Aber das ist tatsächlich gar nicht meine Frage. Ich habe mich in seiner Aussage direkt wiedergefunden, denn auch ich bin total in die Karwoche hinein gestolpert und habe gemerkt, dass wir kaum Traditionen haben, die uns auf Ostern einstimmen.

Mit Traditionen im allgemeinen habe ich sowieso meine Geschichte, denn meine Kindheit war sehr geprägt von steifen religiösen Traditionen und Vorschriften einer sehr strengen christlichen Gemeinde. Davon wollte ich mich erstmal befreien und habe innerlich alle Traditionen abgeschafft. Doch meine Liebe zur Natur und die Entdeckung ihrer natürlichen Rhythmen und Jahreszeiten hat in mir eine Sehnsucht nach Ritualen geweckt. Ich beobachte, dass die nicht von Menschen bearbeitete Welt in einem Rhythmus schwingt und in sich stabil ist. Sie lebt in ständiger Veränderung und doch ist sie durchwoben von Wiederholungen. Ich finde das schön.

Also habe ich mich auf die Suche nach Osterritualen gemacht und zuerst mal entdeckt, dass alle von uns, die sagen, dass sie keine haben, vermutlich doch viel mehr haben als sie denken. Und wäre es nicht schön, die viel bewusster zu erleben, darüber zu sprechen und sie zu uns sprechen zu lassen?

Ostereier

Das machen wir alle. Manchmal denken wir vielleicht, dass das der Teil ist der der christlichen Bedeutung von Ostern im Weg steht. Und tatsächlich ist es so, dass es „heidnische“ Rituale mit Eiern gab, bevor Jesus gestorben und auferstanden ist. In vielen Kulturen steht das Ei als Symbol für Fruchtbarkeit, neues Leben und Wiedergeburt. Dies passte dann einfach gut zum Osterfest, das die Auferstehung Jesu Christi feiert und den Beginn des Frühlings markiert. In der christlichen Tradition wird das Ei auch als Symbol für die Auferstehung Jesu gesehen. Ähnlich wie ein Küken aus dem Ei schlüpft, so ist Jesus aus dem Grab auferstanden. Es ist was man daraus macht. Also warum nicht ganz bewusst Eier suchen?
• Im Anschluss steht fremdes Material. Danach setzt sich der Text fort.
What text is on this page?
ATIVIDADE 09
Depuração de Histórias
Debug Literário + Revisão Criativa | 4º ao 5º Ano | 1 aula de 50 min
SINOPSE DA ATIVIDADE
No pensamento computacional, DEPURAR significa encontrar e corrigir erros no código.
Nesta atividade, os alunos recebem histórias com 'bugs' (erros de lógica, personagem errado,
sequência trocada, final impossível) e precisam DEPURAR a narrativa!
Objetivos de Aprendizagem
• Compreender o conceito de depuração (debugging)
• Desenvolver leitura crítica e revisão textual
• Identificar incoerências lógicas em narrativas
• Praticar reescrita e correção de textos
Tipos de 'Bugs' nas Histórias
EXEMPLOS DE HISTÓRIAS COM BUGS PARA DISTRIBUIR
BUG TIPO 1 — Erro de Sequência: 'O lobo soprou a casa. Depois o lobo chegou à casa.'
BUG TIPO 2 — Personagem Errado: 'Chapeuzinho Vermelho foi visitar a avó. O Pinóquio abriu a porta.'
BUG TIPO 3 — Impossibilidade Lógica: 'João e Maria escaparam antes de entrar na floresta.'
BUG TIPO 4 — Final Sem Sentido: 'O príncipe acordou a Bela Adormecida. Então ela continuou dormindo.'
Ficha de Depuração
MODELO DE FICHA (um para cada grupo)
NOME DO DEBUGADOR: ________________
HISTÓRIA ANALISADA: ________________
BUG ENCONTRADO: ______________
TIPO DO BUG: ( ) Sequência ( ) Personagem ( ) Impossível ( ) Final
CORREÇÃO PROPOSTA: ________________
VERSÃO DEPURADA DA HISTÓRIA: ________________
Das Osterei wird oft bunt bemalt oder verziert, um die Freude und das Leben zu symbolisieren, das mit dem Frühling einhergeht. Das Verstecken und Suchen von Ostereiern ist auch ein beliebtes Ritual, das die Freude am Finden und Entdecken betont. Manche sagen auch, das Finden und überrascht sein ist eine Parallele zu den Frauen, die am Ostermorgen ans Grab gingen und Jesus auferstanden wiedertrafen. Insgesamt steht das Osterei also für neues Leben, Freude und Hoffnung – wichtige Themen, die mit dem Osterfest verbunden sind.

Osterlamm

Ich weiß, das ist ein heikles Thema. Manche Menschen sind der Ansicht Christ:innen sollten allesamt vegan leben, auch Liebe zur Schöpfung. Ihr wisst, ich sehe das nicht so. Aber ich will auch nicht das Schlachten von Lämmern propagieren. Ich will es auch nicht biblisch nennen. Aber ich nenne diesen Punkt, weil er einfach an vielen Familientischen stattfindet und wer Probleme mit Blut und unschuldigem Sterben hat, für den ist Ostern vermutlich sowieso ein schwieriges Fest. Wenn es euch triggert, springt einfach zum nächsten Punkt.
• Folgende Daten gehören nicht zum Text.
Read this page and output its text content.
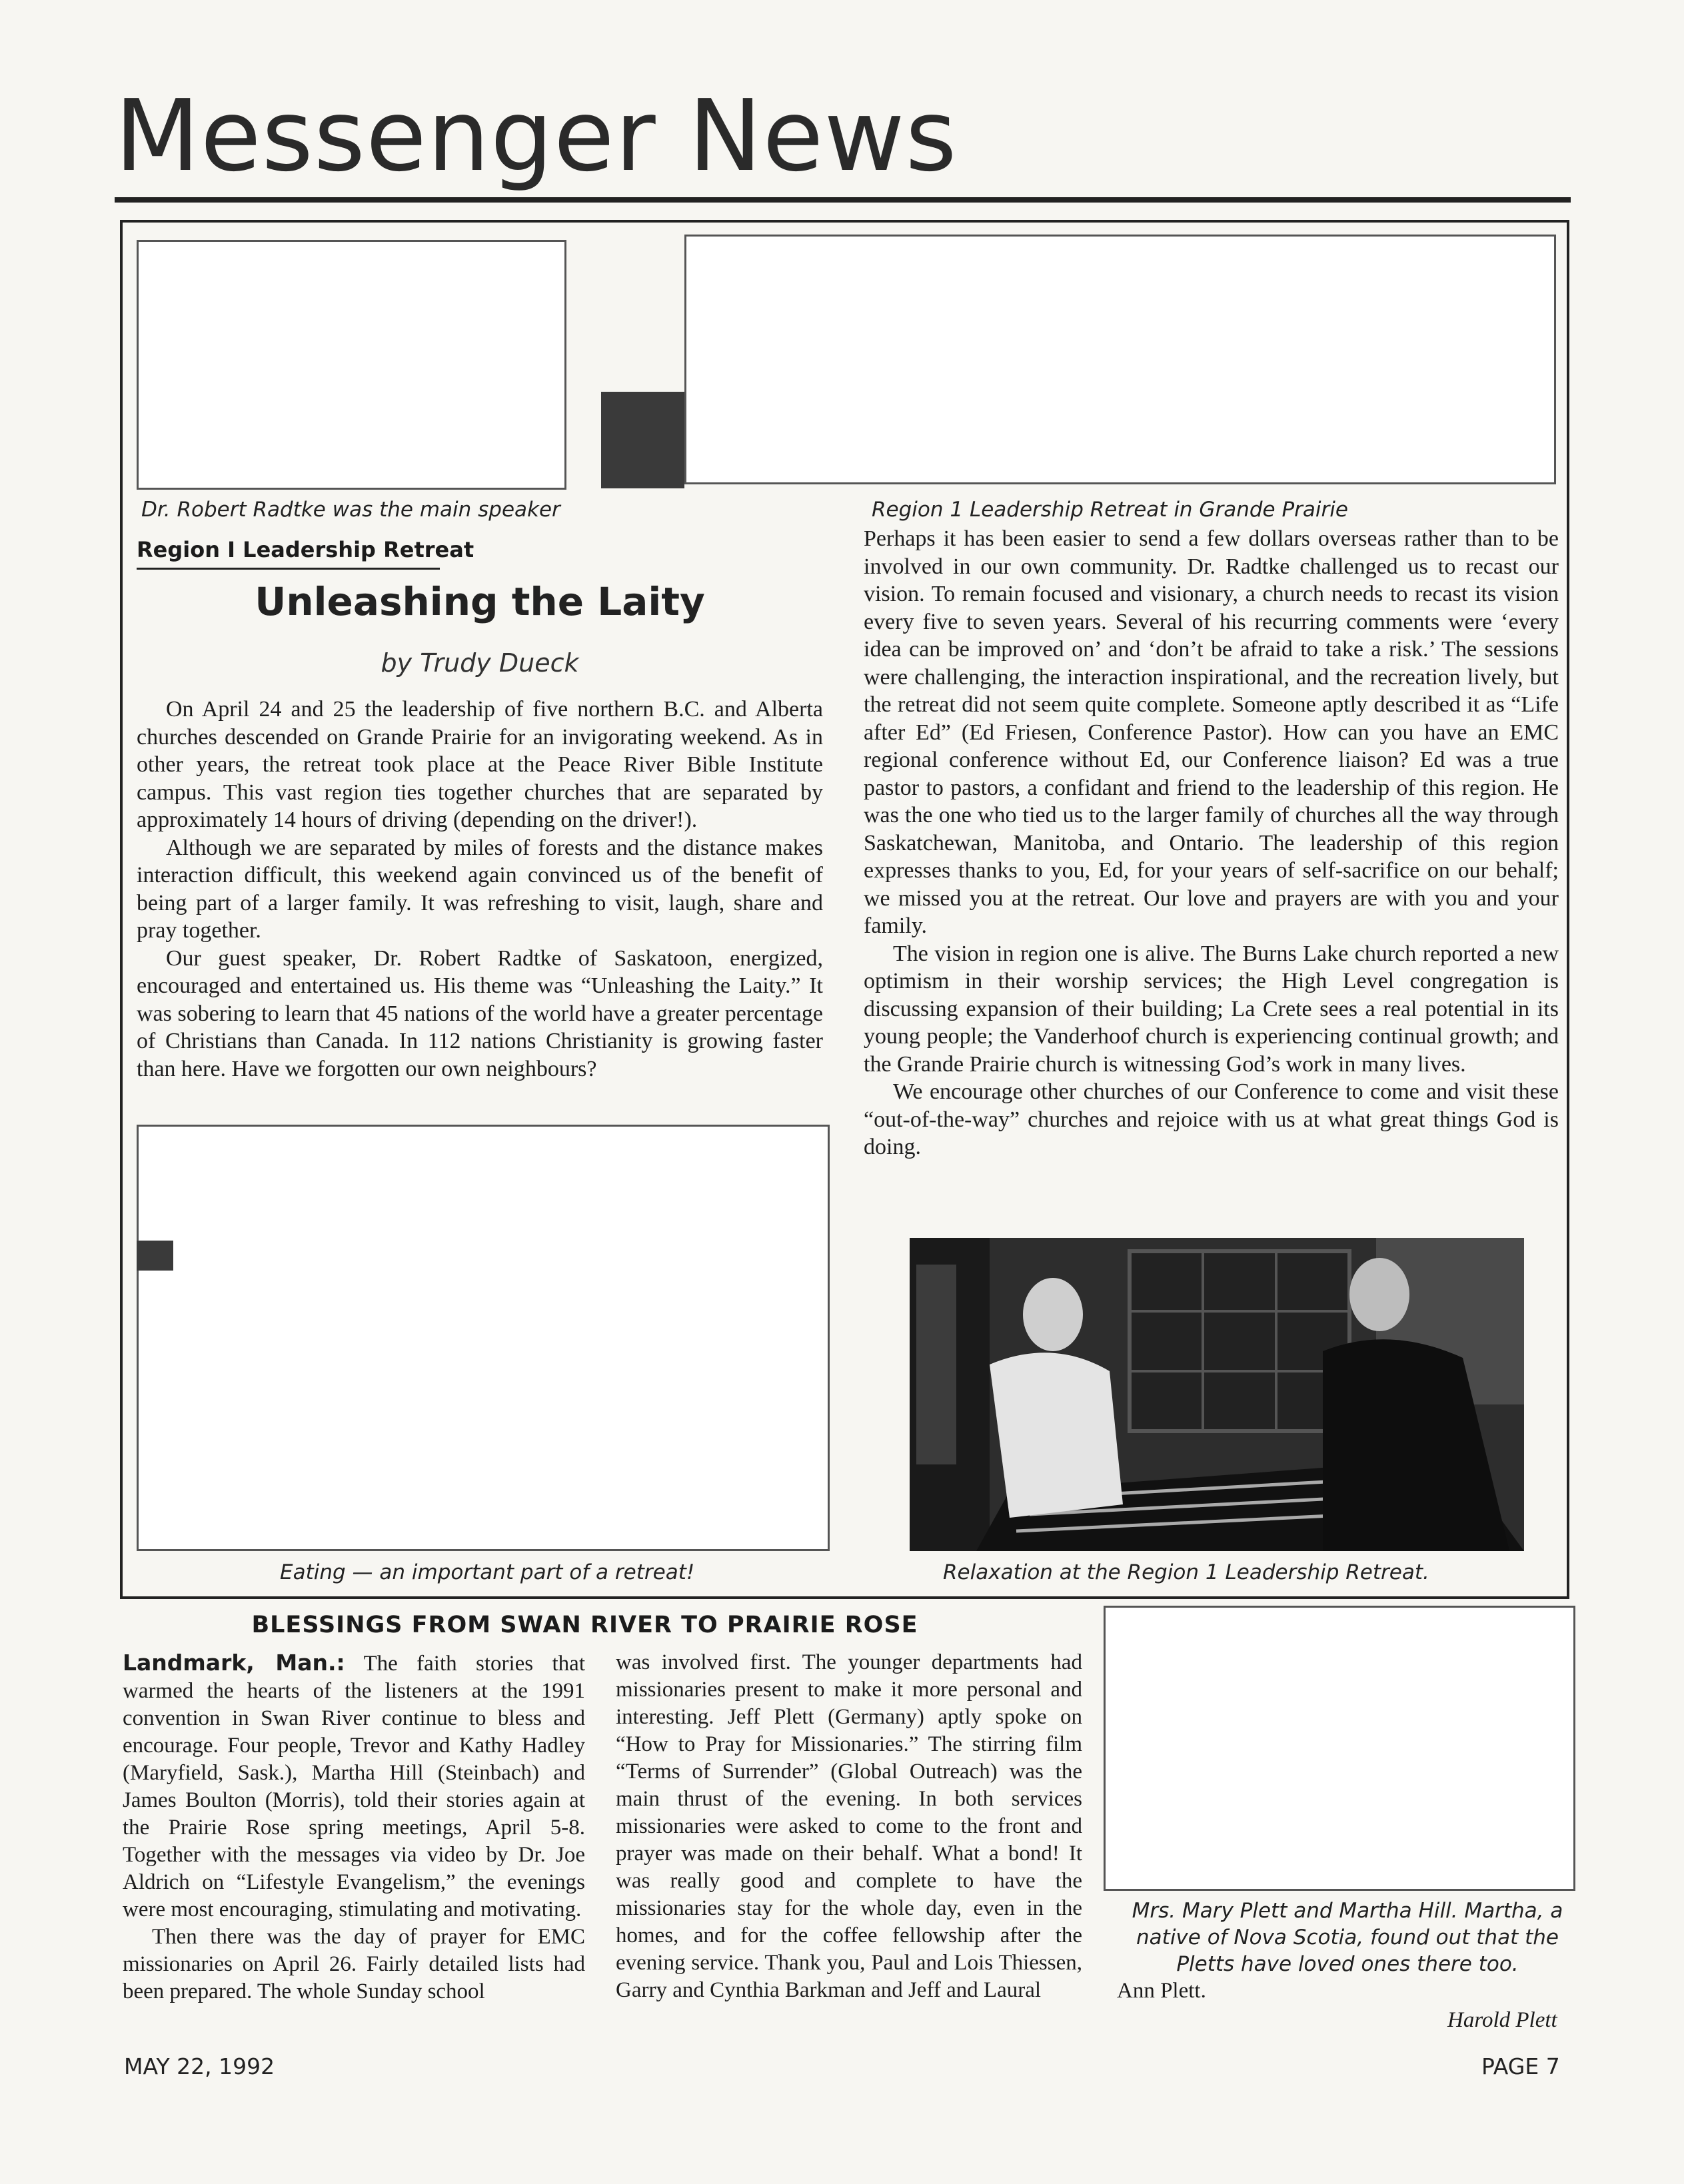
Messenger News
Dr. Robert Radtke was the main speaker	Region 1 Leadership Retreat in Grande Prairie
Region I Leadership Retreat
Unleashing the Laity
by Trudy Dueck

On April 24 and 25 the leadership of five northern B.C. and Alberta churches descended on Grande Prairie for an invigorating weekend. As in other years, the retreat took place at the Peace River Bible Institute campus. This vast region ties together churches that are separated by approximately 14 hours of driving (depending on the driver!).

Although we are separated by miles of forests and the distance makes interaction difficult, this weekend again convinced us of the benefit of being part of a larger family. It was refreshing to visit, laugh, share and pray together.

Our guest speaker, Dr. Robert Radtke of Saskatoon, energized, encouraged and entertained us. His theme was “Unleashing the Laity.” It was sobering to learn that 45 nations of the world have a greater percentage of Christians than Canada. In 112 nations Christianity is growing faster than here. Have we forgotten our own neighbours?

Eating — an important part of a retreat!

Perhaps it has been easier to send a few dollars overseas rather than to be involved in our own community. Dr. Radtke challenged us to recast our vision. To remain focused and visionary, a church needs to recast its vision every five to seven years. Several of his recurring comments were ‘every idea can be improved on’ and ‘don’t be afraid to take a risk.’ The sessions were challenging, the interaction inspirational, and the recreation lively, but the retreat did not seem quite complete. Someone aptly described it as “Life after Ed” (Ed Friesen, Conference Pastor). How can you have an EMC regional conference without Ed, our Conference liaison? Ed was a true pastor to pastors, a confidant and friend to the leadership of this region. He was the one who tied us to the larger family of churches all the way through Saskatchewan, Manitoba, and Ontario. The leadership of this region expresses thanks to you, Ed, for your years of self-sacrifice on our behalf; we missed you at the retreat. Our love and prayers are with you and your family.

The vision in region one is alive. The Burns Lake church reported a new optimism in their worship services; the High Level congregation is discussing expansion of their building; La Crete sees a real potential in its young people; the Vanderhoof church is experiencing continual growth; and the Grande Prairie church is witnessing God’s work in many lives.

We encourage other churches of our Conference to come and visit these “out-of-the-way” churches and rejoice with us at what great things God is doing.

Relaxation at the Region 1 Leadership Retreat.
BLESSINGS FROM SWAN RIVER TO PRAIRIE ROSE

Landmark, Man.: The faith stories that warmed the hearts of the listeners at the 1991 convention in Swan River continue to bless and encourage. Four people, Trevor and Kathy Hadley (Maryfield, Sask.), Martha Hill (Steinbach) and James Boulton (Morris), told their stories again at the Prairie Rose spring meetings, April 5-8. Together with the messages via video by Dr. Joe Aldrich on “Lifestyle Evangelism,” the evenings were most encouraging, stimulating and motivating.

Then there was the day of prayer for EMC missionaries on April 26. Fairly detailed lists had been prepared. The whole Sunday school

was involved first. The younger departments had missionaries present to make it more personal and interesting. Jeff Plett (Germany) aptly spoke on “How to Pray for Missionaries.” The stirring film “Terms of Surrender” (Global Outreach) was the main thrust of the evening. In both services missionaries were asked to come to the front and prayer was made on their behalf. What a bond! It was really good and complete to have the missionaries stay for the whole day, even in the homes, and for the coffee fellowship after the evening service. Thank you, Paul and Lois Thiessen, Garry and Cynthia Barkman and Jeff and Laural

Mrs. Mary Plett and Martha Hill. Martha, a native of Nova Scotia, found out that the Pletts have loved ones there too.
Ann Plett.
Harold Plett
MAY 22, 1992	PAGE 7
Das Osterlamm erinnert zuerst einmal an das Opferlamm, das im Alten Testament als Symbol für die Befreiung der Israeliten aus der ägyptischen Sklaverei diente. Die Israeliten bestrichen mit dem Blut des Lammes ihre Türrahmen und wurden so vor dem Tod beschützt. Sie taten das im Vertrauen, ohne zu wissen ob es funktioniert. Es war ein Ausdruck des Glaubens und ein Zeichen dafür, dass Gott seine Kinder beschützt. Und ich finde das ein berührendes Bild, wie ein ganzes versklavtes, verzweifeltes Volk voller Hoffnung etwas total unsinniges tut. Es ist für mich ein starkes Bild für Hoffnung in verzweifelten Situationen und den Glauben an Gott, der uns schützt.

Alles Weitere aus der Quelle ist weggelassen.